Par la suite, après la fin du conflit, le PCF et le PCE ont chacun à leur façon instrumentalisé l'histoire de la Résistance, et particulièrement, pour ce dernier, dans l'Ariège. L'épisode Royo a été passé sous silence. Les mémoires de Bigeard ont dérangé, car elles montraient Royo comme le chef authentique de la 3ème brigade de l'Ariège, et qui n'avait rien d'un traître en puissance. Ces purges internes et autres règlements de compte, par les pertes qu'ils ont entraîné, privent d'ailleurs les historiens de nombre d'informations sur certains aspects ou moments de la Résistance dans quelques départements du sud de la France.

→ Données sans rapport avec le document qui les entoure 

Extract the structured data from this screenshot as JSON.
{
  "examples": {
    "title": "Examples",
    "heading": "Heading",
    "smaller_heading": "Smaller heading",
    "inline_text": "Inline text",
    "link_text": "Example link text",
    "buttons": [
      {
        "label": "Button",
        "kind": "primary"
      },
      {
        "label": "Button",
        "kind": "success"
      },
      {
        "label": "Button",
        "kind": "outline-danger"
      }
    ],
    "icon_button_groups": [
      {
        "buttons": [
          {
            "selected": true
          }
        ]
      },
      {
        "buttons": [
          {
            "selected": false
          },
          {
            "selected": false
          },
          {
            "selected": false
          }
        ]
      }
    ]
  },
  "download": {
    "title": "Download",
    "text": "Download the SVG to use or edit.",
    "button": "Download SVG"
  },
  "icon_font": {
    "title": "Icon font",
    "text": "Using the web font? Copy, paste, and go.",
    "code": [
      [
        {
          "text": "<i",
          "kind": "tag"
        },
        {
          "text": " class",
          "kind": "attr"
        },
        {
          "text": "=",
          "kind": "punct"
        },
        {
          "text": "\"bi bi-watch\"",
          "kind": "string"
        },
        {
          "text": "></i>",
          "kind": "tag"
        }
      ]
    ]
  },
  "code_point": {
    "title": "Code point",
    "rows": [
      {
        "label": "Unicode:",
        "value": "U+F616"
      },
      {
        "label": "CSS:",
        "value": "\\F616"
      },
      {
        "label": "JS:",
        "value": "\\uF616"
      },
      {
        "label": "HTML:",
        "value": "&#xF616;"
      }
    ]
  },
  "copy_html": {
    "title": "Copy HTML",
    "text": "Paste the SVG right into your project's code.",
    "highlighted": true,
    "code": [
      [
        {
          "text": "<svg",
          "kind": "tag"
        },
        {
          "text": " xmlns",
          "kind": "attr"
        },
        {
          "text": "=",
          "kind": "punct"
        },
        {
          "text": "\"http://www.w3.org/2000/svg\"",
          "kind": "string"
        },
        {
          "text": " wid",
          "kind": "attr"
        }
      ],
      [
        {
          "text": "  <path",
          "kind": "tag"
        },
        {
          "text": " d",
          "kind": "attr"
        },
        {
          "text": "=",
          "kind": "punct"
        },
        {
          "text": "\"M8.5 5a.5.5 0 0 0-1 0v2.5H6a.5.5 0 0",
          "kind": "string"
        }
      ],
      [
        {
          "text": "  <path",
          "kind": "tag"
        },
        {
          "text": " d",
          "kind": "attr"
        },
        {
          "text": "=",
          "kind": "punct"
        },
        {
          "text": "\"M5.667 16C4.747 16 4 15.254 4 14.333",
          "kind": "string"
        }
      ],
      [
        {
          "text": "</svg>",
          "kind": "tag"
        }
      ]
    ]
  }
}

Ce petit ouvrage a évidemment un caractère engagé, les auteurs étant eux-mêmes les descendants de certains protagonistes. Ils s'opposent avec virulence à ceux qui considèrent Royo comme un Judas, un matamore ou un escroc (la fameuse anecdote de la valise bourrée d'argent...). La passion qui anime le récit le fait probablement sortir, parfois, du caractère proprement scientifique d'une telle étude. Mais comme le disent les auteurs en conclusion, on a probablement trop attendu pour écrire l'histoire des républicains espagnols de la Résistance, en France. Il s'agit maintenant, au-delà du mythe, de croiser les sources, de faire sauter les carcans, pour dresser un portrait un peu plus authentique de ce que fut la Résistance, avec ses zones de lumière comme avec ses zones d'ombre.